Set during 1962 with several key
events as the backdrop for teenage melodrama, two best friends decide to take a
cross-country road trip as way of grieving a recent loss. Left to take care of
her many siblings after the sudden death of her mother, Ellie (Liana Liberato)
has lost the ability to behave like a child. Her best friend Max (Isabelle
Fuhrman) has found no reason to act like an adult, which is clear by a
misguided performance from the star. For some reason Fuhrman is under the
impression that 15-year-old girls in the ‘60s had the maturity level of someone
several years younger. This pair decides to travel to New York to visit former First Lady after receiving
a fake letter from her, meeting with an assortment of unlikely characters along
the way.
The first addition to their road trip
is an escaped criminal (Josh Lucas) from Alcatraz prison, who joins them on
their journey as they travel back to Las Vegas to pick up Max’s performing
aunt, Daisy (Alba). Daisy is a professional Broadway dancer whose failure led
her to burlesque dancing in Sin City, but the film idealistically has her
succeeding at an audition in New York before the final resolution. We are meant
to ignore the fact that these two irresponsible adults are basically helping
the two runaways escape Ellie’s concerned father (Luke Wilson), who is
following them cross-country. Max’s parents apparently don’t care, as they
never appear in the narrative despite her being a year younger than Ellie.

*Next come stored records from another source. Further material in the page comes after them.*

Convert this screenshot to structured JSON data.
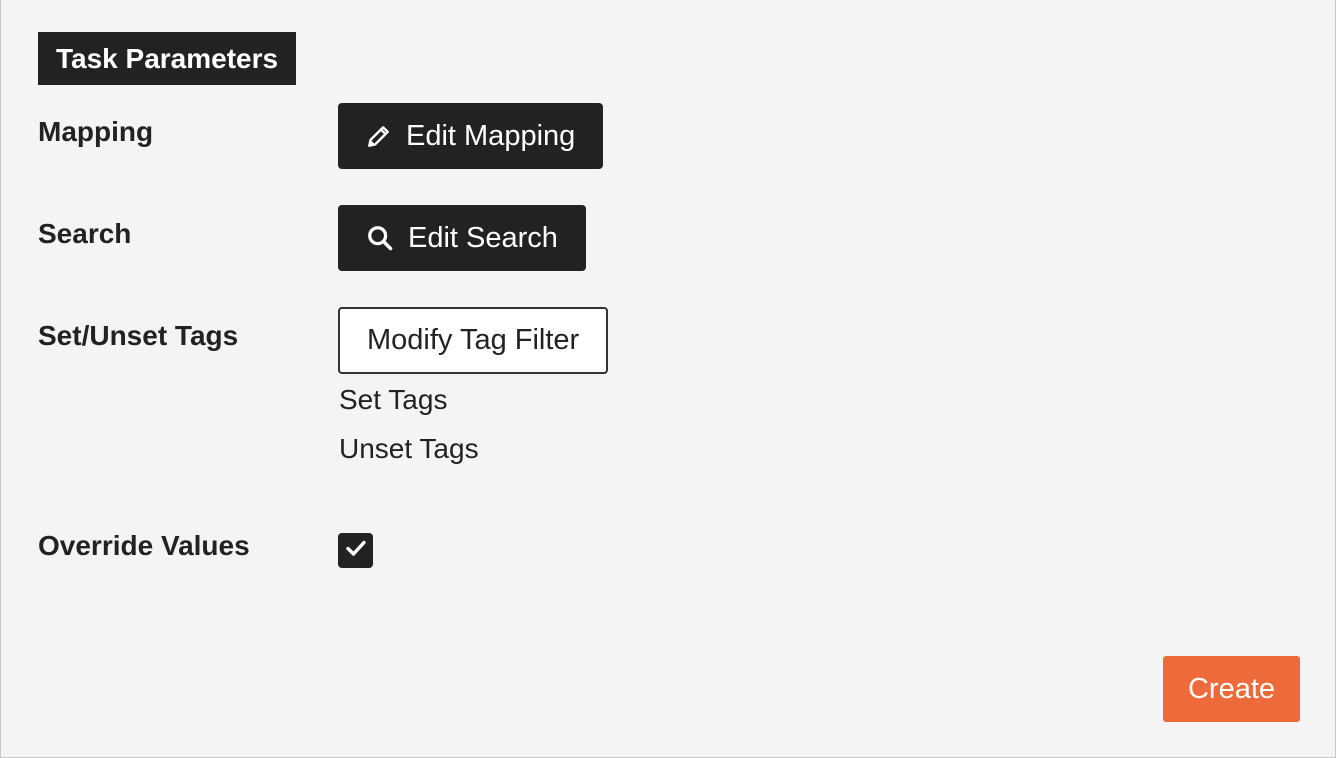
{
  "section": {
    "title": "Task Parameters"
  },
  "mapping": {
    "label": "Mapping",
    "button_label": "Edit Mapping",
    "icon": "pencil-icon"
  },
  "search": {
    "label": "Search",
    "button_label": "Edit Search",
    "icon": "search-icon"
  },
  "tags": {
    "label": "Set/Unset Tags",
    "button_label": "Modify Tag Filter",
    "set_tags_label": "Set Tags",
    "unset_tags_label": "Unset Tags"
  },
  "override": {
    "label": "Override Values",
    "checked": true,
    "icon": "checkmark-icon"
  },
  "footer": {
    "create_label": "Create"
  },
  "colors": {
    "dark": "#222222",
    "accent": "#ee6a3a",
    "background": "#f4f4f4"
  }
}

The absurdity of the lengthy road
trip lacks common sense knowledge of geography and speed limits of
cars/highways in the 1960s, or at the very least an inability to adequately
depict the passage of time. The solution to this problem often involves
shoehorning actual events taking place during October and November of 1962 into
the storyline. Brief footage of the Cuban Missile Crisis on passing televisions
lets us know when events are taking place, but this still doesn’t explain how
they find an escaped prisoner from the coast of California
hiding out near a remote farm in Colorado.

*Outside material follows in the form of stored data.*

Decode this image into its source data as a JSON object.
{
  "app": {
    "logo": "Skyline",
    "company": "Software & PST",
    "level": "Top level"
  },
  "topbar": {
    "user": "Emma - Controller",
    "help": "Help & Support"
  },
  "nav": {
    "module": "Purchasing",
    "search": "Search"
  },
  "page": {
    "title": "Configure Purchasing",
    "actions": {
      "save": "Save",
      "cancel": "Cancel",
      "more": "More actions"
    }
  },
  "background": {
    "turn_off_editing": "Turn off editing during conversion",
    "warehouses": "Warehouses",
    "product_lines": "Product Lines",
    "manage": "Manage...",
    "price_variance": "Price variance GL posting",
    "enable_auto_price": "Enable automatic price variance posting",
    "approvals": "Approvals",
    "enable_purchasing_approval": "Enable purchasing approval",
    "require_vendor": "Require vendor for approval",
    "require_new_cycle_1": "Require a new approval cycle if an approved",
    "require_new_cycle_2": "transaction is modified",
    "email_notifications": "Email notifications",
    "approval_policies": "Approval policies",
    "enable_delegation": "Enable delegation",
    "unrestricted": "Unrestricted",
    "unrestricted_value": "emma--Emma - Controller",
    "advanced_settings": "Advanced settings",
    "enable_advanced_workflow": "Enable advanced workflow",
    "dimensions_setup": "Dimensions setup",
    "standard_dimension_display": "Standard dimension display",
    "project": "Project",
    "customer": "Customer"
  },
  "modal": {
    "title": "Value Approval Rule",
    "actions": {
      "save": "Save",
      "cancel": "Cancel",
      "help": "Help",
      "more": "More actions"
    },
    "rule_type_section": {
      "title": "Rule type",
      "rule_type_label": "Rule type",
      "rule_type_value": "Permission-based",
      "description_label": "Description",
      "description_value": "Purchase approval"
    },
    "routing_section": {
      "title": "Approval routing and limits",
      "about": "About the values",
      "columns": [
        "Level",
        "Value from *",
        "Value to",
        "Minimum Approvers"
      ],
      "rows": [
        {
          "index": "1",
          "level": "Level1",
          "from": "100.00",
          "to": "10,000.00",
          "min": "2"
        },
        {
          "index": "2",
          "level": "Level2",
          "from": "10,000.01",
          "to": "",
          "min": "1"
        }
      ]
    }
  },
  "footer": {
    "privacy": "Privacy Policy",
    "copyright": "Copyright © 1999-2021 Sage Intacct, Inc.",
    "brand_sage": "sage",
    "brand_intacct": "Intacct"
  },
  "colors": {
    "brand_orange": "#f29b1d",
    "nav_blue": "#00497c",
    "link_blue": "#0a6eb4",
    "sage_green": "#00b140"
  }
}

Even with real events and places used in the film, this movie has less logic
than a fantasy film.
The DVD includes
two commentary tracks, one with the director and the second for the writing
team behind this oddly unclassifiable film. Neither are warranted nor are they
necessary, like the film itself, and I can’t imagine who they are intended for.
Entertainment Value:
4/10
Quality of
Filmmaking: 4/10
Historical
Significance: 0/10
Special Features: 3/10
I have to agree with this assessment. The writing in Dear Eleanor was lacking in any originality, edge or compelling narrative. For a cross country trip, the scenery looks exactly the same (the same areas of Boulder County, I live there) Jessica Alba is underused and the film suffers because of that. I still think Connelly has some potential as a director, he should have raised his eyebrow at this script. Sometimes one good writer is a better idea than two mediocre ones.